Not ‘business as usual’ for G20 foreign ministers meeting in Bali

by jcp
gawdo

By Kate Lamb and David Brunnstrom

(Reuters) – G20 foreign ministers travel to the resort island of Bali this week for a meeting that will be overshadowed by the war in Ukraine, with Russia’s attendance creating rifts in the bloc as host Indonesia tries to mediate.

The Group of 20 includes Western countries that have accused Moscow of war crimes in Ukraine and rolled out sanctions, but also countries like China, Indonesia, India and South Africa that have not followed suit.

The gathering will be the first time that foreign ministers from some of the world’s top economies meet Russian Foreign Minister Sergei Lavrov since Russia invaded Ukraine in February.

Speaking ahead of the G20 meeting that runs from Thursday to Friday, German foreign ministry spokesperson Christian Wagner said it would not be a “normal summit” nor “business as usual”.
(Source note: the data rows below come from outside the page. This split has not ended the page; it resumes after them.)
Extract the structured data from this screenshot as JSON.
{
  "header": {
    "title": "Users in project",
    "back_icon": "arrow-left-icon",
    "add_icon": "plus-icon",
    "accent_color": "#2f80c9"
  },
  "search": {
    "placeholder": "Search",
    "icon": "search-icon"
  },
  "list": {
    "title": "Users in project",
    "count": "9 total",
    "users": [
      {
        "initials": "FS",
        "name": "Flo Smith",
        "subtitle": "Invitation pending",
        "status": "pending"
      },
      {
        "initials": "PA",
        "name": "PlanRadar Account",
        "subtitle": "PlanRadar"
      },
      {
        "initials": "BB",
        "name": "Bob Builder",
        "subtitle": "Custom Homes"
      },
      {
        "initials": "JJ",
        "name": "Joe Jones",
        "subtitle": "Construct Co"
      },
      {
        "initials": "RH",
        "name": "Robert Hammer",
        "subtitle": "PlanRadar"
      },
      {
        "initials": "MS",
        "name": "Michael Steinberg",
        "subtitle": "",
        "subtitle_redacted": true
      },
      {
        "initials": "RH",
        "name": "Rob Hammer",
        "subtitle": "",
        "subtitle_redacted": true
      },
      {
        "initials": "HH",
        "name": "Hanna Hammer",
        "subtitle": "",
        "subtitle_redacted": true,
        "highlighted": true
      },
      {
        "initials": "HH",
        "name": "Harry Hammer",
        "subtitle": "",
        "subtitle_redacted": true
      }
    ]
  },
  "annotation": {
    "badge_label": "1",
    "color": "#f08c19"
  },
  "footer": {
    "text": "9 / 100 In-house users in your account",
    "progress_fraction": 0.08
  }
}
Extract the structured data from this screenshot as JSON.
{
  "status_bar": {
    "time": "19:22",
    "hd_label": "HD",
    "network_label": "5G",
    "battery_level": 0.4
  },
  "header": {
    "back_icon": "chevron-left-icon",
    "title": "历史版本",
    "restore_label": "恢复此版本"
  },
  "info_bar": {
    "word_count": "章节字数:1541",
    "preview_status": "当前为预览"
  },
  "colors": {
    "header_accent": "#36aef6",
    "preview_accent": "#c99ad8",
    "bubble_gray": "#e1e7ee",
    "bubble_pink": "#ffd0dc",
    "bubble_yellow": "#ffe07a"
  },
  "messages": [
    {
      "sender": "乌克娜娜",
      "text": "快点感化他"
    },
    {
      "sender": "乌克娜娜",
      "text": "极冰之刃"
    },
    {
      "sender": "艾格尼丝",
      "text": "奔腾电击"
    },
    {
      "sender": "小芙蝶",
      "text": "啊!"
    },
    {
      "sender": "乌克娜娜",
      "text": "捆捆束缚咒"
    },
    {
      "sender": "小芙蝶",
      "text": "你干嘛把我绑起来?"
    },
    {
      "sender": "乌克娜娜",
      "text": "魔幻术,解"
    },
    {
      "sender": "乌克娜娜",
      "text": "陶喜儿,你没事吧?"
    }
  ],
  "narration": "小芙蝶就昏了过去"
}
Germany holds the presidency of the Group of Seven industrialised nations and would coordinate in Bali over how to respond to Lavrov in light of the war in Ukraine, he said.

Top officials from Britain, Canada and the United States walked out on Russian representatives during a G20 finance meeting in Washington in April.

U.S. Secretary of State Antony Blinken would be an active participant at the meeting while “also staying true to another over-riding objective, and that is the fact that it cannot be business as usual with the Russian Federation”, a U.S. state department spokesperson said.

Blinken will meet Chinese Foreign Minister Wang Yi in Bali, but no meeting is expected with Lavrov.

As G20 chair this year, Indonesia has been caught at the centre of a geopolitical storm over the war, attempting to head off threats by Western countries to boycott meetings. After the foreign ministers’ meeting, G20 finance ministers are scheduled to meet next week, also in Bali.

Trying to leverage Indonesia’s neutrality, President Joko Widodo embarked on an ambitious peace-brokering mission last week, visiting Kyiv and Moscow to meet Ukrainian President Volodymyr Zelenskiy and Russian President Vladimir Putin.

The president, who is widely known as Jokowi, has invited Ukraine to the G20 this year, attempted to convince Russia to end a blockade on grain exports that is driving a global food crisis, and offered up Indonesia as a “diplomatic bridge” between the nations.

Ukraine’s ambassador to Indonesia Vasyl Hamianin said his country’s foreign minister would give a virtual address at the Bali meeting.

PLAN TO SNUB G20 MEETINGS RETHOUGHT

Despite early talk of snubbing some G20 meetings, Western leaders ultimately decided that ceding the floor to Russia would be counter-productive, said Max Bergmann, a Russia and Europe expert and a former senior U.S. State Department official.

“If you don’t show up, and then the Russians have the floor with some really critical countries like Indonesia, India, and others, then they’re making their arguments unopposed,” said Bergmann, who is now at Washington’s Center for Strategic and International Studies.

Ramin Toloui, U.S. assistant secretary of state for economic and business affairs, said on Tuesday that food and energy would feature prominently at the meeting. [W1N2XZ015]

“G20 countries should hold Russia accountable and insist that it support ongoing U.N. efforts to reopen the sea lanes for grain delivery,” he said.

During a trip to Vietnam on Wednesday, Russia’s Lavrov called on all parties in the world to make efforts to protect international laws as “the world is evolving in a complicated manner.”

His comments ahead of his arrival in Bali come as Russia has been accused by Western countries of breaching international law through its invasion of Ukraine, which Moscow calls a “special operation”.

The reaction to Lavrov in Bali could also provide an indication of how G20 members might respond if Putin attends November’s summit meeting of the group in person, which is yet to be confirmed.

The Indonesian president, until recently not normally very active on foreign policy issues, has come to see his handling of the group’s presidency as a defining moment in his presidency, said Murray Hiebert, a Southeast Asia expert at CSIS.

“Jokowi desperately hopes to avoid a diplomatic train wreck if Putin shows up in November,” he said.